Consider the following definitions:
A function $f : U \subseteq \mathbb{R}^m \to \mathbb{R}^n$ (where $U$ is an open set) is differentiable at a point $a \in U$ if there exists a linear map $T : \mathbb{R}^m \to \mathbb{R}^n$ such that
$$\lim_{v \to 0} \dfrac{f(a+v) - f(a) - T(v)}{\|v\|} = 0$$
The directional derivative of $f$ at $a$ in the direction of $v \in \mathbb{R}^m$ is
$$\dfrac{\partial f}{\partial v}(a) = \lim_{t \to 0} \dfrac{f(a+tv) - f(a)}{t}$$
Now, it is easy to show that $\dfrac{\partial f}{\partial (\alpha v)}(a) = \alpha\dfrac{\partial f}{\partial v}(a)$ for any $v$ and $\alpha \neq 0$ (if it exists).

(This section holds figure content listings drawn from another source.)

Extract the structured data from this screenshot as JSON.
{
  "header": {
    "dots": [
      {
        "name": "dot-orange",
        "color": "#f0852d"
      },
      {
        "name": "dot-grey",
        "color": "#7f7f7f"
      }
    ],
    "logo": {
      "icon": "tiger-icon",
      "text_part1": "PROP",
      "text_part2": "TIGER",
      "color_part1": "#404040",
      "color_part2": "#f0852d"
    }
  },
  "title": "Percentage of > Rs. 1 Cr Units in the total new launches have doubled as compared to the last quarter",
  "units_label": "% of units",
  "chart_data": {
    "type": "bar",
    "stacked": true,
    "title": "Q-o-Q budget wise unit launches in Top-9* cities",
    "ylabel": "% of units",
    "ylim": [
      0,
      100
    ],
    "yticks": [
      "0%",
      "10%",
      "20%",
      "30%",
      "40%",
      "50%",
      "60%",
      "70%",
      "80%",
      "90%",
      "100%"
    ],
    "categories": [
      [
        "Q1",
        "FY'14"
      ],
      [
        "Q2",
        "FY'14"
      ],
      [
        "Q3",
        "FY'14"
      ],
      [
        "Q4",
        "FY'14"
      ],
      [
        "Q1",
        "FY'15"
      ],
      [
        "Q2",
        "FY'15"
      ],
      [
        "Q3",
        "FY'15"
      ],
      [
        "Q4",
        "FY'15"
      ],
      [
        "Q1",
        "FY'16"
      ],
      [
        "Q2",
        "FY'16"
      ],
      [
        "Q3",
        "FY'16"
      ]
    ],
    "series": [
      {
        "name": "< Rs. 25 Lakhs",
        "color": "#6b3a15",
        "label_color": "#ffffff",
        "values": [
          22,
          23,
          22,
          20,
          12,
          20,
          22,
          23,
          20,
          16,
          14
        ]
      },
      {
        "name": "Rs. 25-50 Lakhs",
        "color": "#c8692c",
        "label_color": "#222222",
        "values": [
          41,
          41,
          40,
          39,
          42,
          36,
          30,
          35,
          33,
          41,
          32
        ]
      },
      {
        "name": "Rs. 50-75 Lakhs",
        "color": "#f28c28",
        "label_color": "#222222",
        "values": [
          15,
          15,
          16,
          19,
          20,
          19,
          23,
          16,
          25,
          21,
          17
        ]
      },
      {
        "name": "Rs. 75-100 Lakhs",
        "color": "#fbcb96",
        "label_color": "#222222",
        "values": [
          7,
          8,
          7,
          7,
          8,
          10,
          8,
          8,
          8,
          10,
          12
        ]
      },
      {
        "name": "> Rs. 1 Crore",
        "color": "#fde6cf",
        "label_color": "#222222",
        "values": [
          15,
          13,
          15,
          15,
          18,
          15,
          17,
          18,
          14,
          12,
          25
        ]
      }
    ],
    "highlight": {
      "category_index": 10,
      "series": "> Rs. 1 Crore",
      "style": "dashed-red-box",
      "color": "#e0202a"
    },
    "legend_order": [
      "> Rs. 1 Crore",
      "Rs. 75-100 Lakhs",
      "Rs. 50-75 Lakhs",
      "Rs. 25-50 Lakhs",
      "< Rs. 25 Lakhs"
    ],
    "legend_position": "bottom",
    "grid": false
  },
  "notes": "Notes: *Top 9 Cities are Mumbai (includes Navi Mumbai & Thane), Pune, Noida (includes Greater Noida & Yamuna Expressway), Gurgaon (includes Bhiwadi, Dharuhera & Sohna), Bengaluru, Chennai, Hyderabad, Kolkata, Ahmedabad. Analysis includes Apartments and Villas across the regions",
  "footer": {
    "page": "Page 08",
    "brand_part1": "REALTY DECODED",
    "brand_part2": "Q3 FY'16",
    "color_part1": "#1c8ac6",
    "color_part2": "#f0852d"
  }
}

It is also easy to show that if $f$ is differentiable at $a$, then $\dfrac{\partial f}{\partial v}(a)$ exists for all $v$, with the special property that
$$\forall \, v,w \in \mathbb{R^m} \qquad \dfrac{\partial f}{\partial (v + w)}(a) = \dfrac{\partial f}{\partial v}(a) + \dfrac{\partial f}{\partial w}(a)$$
So far so good.
Now, there is an equivalent definition of differentiability at a point, as follows:
(Alternative Definition) A function $f : U \subseteq \mathbb{R}^m \to \mathbb{R}^n$ (where $U$ is an open set) is differentiable at a point $a \in U$ if all the following conditions hold:
For all $v \in \mathbb{R}^m$ the directional derivative $\dfrac{\partial f}{\partial v}(a)$ exists.
For all $v,w \in \mathbb{R^m}$, we have $\dfrac{\partial f}{\partial (v + w)}(a) = \dfrac{\partial f}{\partial v}(a) + \dfrac{\partial f}{\partial w}(a)$.
$\lim_\limits{v \to 0} \dfrac{f(a+v) - f(a) - \frac{\partial f}{\partial v}(a)}{\|v\|} = 0$
I also understand that this definition is equivalent to the first one. So far so good.
But is the second bullet on the Alternative Definition necessary? Or does it follow from the first and third bullets?